Bookless Library In Texas Aims To 'Break Down The Barriers To Reading'
SCOTT SIMON, HOST:
This is WEEKEND EDITION from NPR News. I'm Scott Simon. San Antonio's newest library doesn't look very bookish. It's got neon orange walls, a play area for children that has glowing screens, and it abounds with desktop computers, iPads, eBooks and laptops. They call it BiblioTech because it's completely digital. There is no paper in this library.
Judge Nelson Wolff of Bexar County spearheaded the initiative. He's also the former mayor of San Antonio. He joins us from the studios of KSTX, our member station there. Thanks so much for being with us, your Honor.
JUDGE NELSON WOLFF BEXAR COUNTY, TEXAS: Good to be here.
SIMON: So what's the idea?
TEXAS: Well, a couple of things gave rise to this. One was trying to bring library services to the citizen at a competitive price. Second idea was to break down the barriers to reading, with the eBooks that we have and without having to physically come to the library. And then it was to bring technology to a area of the city that is economic disadvantaged, highly minority, and do not have access to the Internet and the various modes that we have to access it. So we provide eBook readers that they can check out.
And we also provide iPads and laptops that they can use within the facility.

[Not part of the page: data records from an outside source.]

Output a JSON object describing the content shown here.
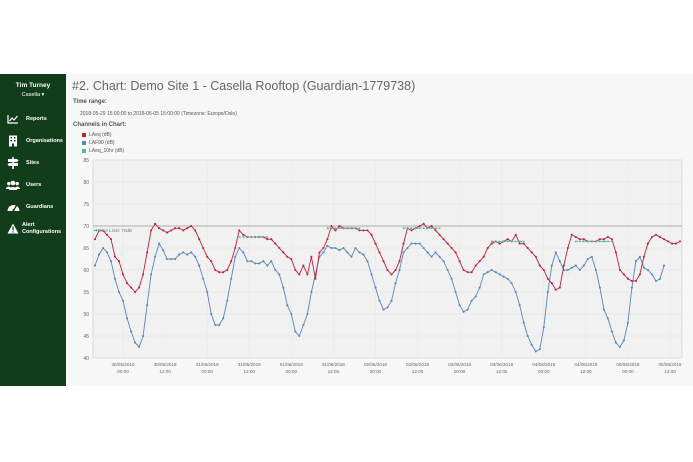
{
  "sidebar": {
    "user_name": "Tim Turney",
    "org_name": "Casella ▾",
    "items": [
      {
        "label": "Reports",
        "icon": "line-chart-icon"
      },
      {
        "label": "Organisations",
        "icon": "building-icon"
      },
      {
        "label": "Sites",
        "icon": "signpost-icon"
      },
      {
        "label": "Users",
        "icon": "users-icon"
      },
      {
        "label": "Guardians",
        "icon": "tachometer-icon"
      },
      {
        "label": "Alert Configurations",
        "icon": "warning-icon"
      }
    ]
  },
  "page": {
    "title": "#2. Chart: Demo Site 1 - Casella Rooftop (Guardian-1779738)",
    "time_range_label": "Time range:",
    "time_range_value": "2018-05-29 15:00:00 to 2018-06-05 15:00:00 (Timezone: Europe/Oslo)",
    "channels_label": "Channels in Chart:"
  },
  "colors": {
    "sidebar_bg": "#123d1a",
    "laeq": "#c0213a",
    "laf90": "#5a86b9",
    "laeq_10hr": "#4db89b",
    "noise_limit": "#999999"
  },
  "chart_data": {
    "type": "line",
    "ylim": [
      40,
      85
    ],
    "yticks": [
      "40",
      "45",
      "50",
      "55",
      "60",
      "65",
      "70",
      "75",
      "80",
      "85"
    ],
    "xticks": [
      [
        "30/05/2018",
        "00:00"
      ],
      [
        "30/05/2018",
        "12:00"
      ],
      [
        "31/05/2018",
        "00:00"
      ],
      [
        "31/05/2018",
        "12:00"
      ],
      [
        "01/06/2018",
        "00:00"
      ],
      [
        "01/06/2018",
        "12:00"
      ],
      [
        "02/06/2018",
        "00:00"
      ],
      [
        "02/06/2018",
        "12:00"
      ],
      [
        "03/06/2018",
        "00:00"
      ],
      [
        "03/06/2018",
        "12:00"
      ],
      [
        "04/06/2018",
        "00:00"
      ],
      [
        "04/06/2018",
        "12:00"
      ],
      [
        "05/06/2018",
        "00:00"
      ],
      [
        "05/06/2018",
        "12:00"
      ]
    ],
    "noise_limit_label": "Noise Limit: 70dB",
    "noise_limit": 70,
    "series": [
      {
        "name": "LAeq (dB)",
        "values": [
          67,
          69,
          69,
          68,
          67,
          63,
          62,
          59,
          57,
          56,
          55,
          56,
          59,
          64,
          69,
          70.5,
          69.5,
          69,
          68.5,
          69,
          69.5,
          69.5,
          69,
          69.5,
          70,
          69,
          67,
          65,
          63,
          62,
          60,
          59.5,
          59.5,
          60,
          62,
          65,
          69,
          68,
          67.5,
          67.5,
          67.5,
          67.5,
          67.5,
          67,
          67,
          66,
          65,
          64,
          63,
          62.5,
          60,
          59,
          61,
          59,
          63,
          58,
          64,
          65,
          67,
          70,
          69,
          70,
          69.5,
          69.5,
          69.5,
          69.5,
          69,
          69,
          69,
          68,
          66,
          64,
          62,
          60,
          59,
          60,
          62,
          66,
          69.5,
          69,
          69.5,
          70,
          70.5,
          69.5,
          70,
          69,
          68,
          67,
          66,
          65,
          64,
          62,
          60,
          59.5,
          59.5,
          61,
          62,
          63,
          65,
          66,
          66.5,
          66,
          66.5,
          67,
          66.5,
          68,
          66,
          66,
          65,
          64,
          63,
          61,
          60,
          58,
          57,
          55.5,
          56,
          61,
          65,
          68,
          67.5,
          67,
          67,
          66.5,
          66.5,
          66.5,
          67,
          67,
          67.5,
          67,
          64,
          60,
          59,
          58,
          57.5,
          57.5,
          59,
          63,
          66,
          67.5,
          68,
          67.5,
          67,
          66.5,
          66,
          66,
          66.5
        ]
      },
      {
        "name": "LAF90 (dB)",
        "values": [
          61,
          63.5,
          65,
          64,
          62,
          58,
          55,
          53,
          49,
          46,
          43.5,
          42.5,
          45,
          52,
          59,
          63,
          66,
          64.5,
          62.5,
          62.5,
          62.5,
          63.5,
          64,
          63.5,
          64,
          63,
          61,
          58,
          55,
          50,
          47.5,
          47.5,
          49,
          53,
          58,
          63,
          65,
          64,
          62,
          62,
          61.5,
          61.5,
          62,
          61,
          62,
          60,
          59,
          56,
          52,
          50,
          46,
          45,
          47.5,
          50,
          55,
          59,
          63,
          64,
          65.5,
          65,
          65,
          64.5,
          65,
          64,
          63,
          65,
          64,
          63.5,
          62,
          59,
          56,
          53,
          51,
          51.5,
          53,
          57,
          60,
          64,
          65,
          66,
          66,
          66,
          65,
          64,
          63,
          64,
          63,
          62,
          60,
          58,
          55,
          52,
          50.5,
          51,
          53,
          54,
          56,
          59,
          59.5,
          60,
          59.5,
          59,
          58.5,
          58,
          57,
          55,
          52,
          48,
          45,
          43,
          41.5,
          42,
          47,
          55,
          61,
          64,
          62,
          60,
          60,
          60.5,
          61,
          60,
          61,
          62.5,
          63,
          60,
          56,
          51,
          49,
          46,
          43.5,
          42.5,
          44,
          48,
          56,
          62,
          63,
          60.5,
          60,
          59,
          57.5,
          58,
          61
        ]
      },
      {
        "name": "LAeq_10hr (dB)",
        "segments": [
          {
            "from": 0,
            "to": 2,
            "value": 69
          },
          {
            "from": 36,
            "to": 43,
            "value": 67.5
          },
          {
            "from": 58,
            "to": 66,
            "value": 69.5
          },
          {
            "from": 77,
            "to": 86,
            "value": 69.5
          },
          {
            "from": 99,
            "to": 107,
            "value": 66.5
          },
          {
            "from": 120,
            "to": 129,
            "value": 66.5
          }
        ]
      }
    ]
  }
}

SIMON: What are your hopes?
TEXAS: Well, what I hope will happen, and I think we're already beginning to see it here, the San Antonio Public Library is a great library system. In fact, when I was mayor of the city, I built the 250,000 square foot central library that they have today, but it's a very expensive proposition. I think public libraries all across the nation are finding a very difficult time as more and more people turn to eBooks.
Some public libraries have made steps and have increased their technology, but they only spend about 5 percent of their annual budgets on technology, far below what they need to be doing. And although I was one that resisted reading eBooks because I'm a collector of modern first editions - I probably have about 1,500 in my home, so I resisted it for a long time, but the world's changed.
We chose this format. It's not necessarily the right format for everybody, but it's one that will reach and satisfy the vast majority of people. Not all of them, because we don't have the physical book.
SIMON: You allowed that you are a book collector, right?
SIMON: So, as I don't have to tell you, your Honor, there's got to be room for this technology, but as I don't have to tell you, there are a lot of books that are just not available as eBooks and they are certainly still worth reading.
TEXAS: You're exactly right. And we're not fulfilling that role. We know we're not. So, yes, libraries ought to be able to have the ability to stock the hard copy book when they don't have the eBook, but I would think, as a general rule, that what public libraries are going to have to look at, if they've got the eBook, they don't need the hard copy book.
For instance, one of the, I think Dan Brown's latest book, I believe our library system has 140 copies of it distributed to 26 different sites. If you got the eBook, you don't need to distribute it, you don't need to stock them, I don't have to have all the room for it, I don't have to have a three-times the size building that I have, and I'm not going to lose it and it's not going to wear out.
So there are trade-offs.
SIMON: Judge Nelson Wolff of Bexar County in San Antonio, Texas at our station there, KSTX. Thanks very much for being with us, your Honor.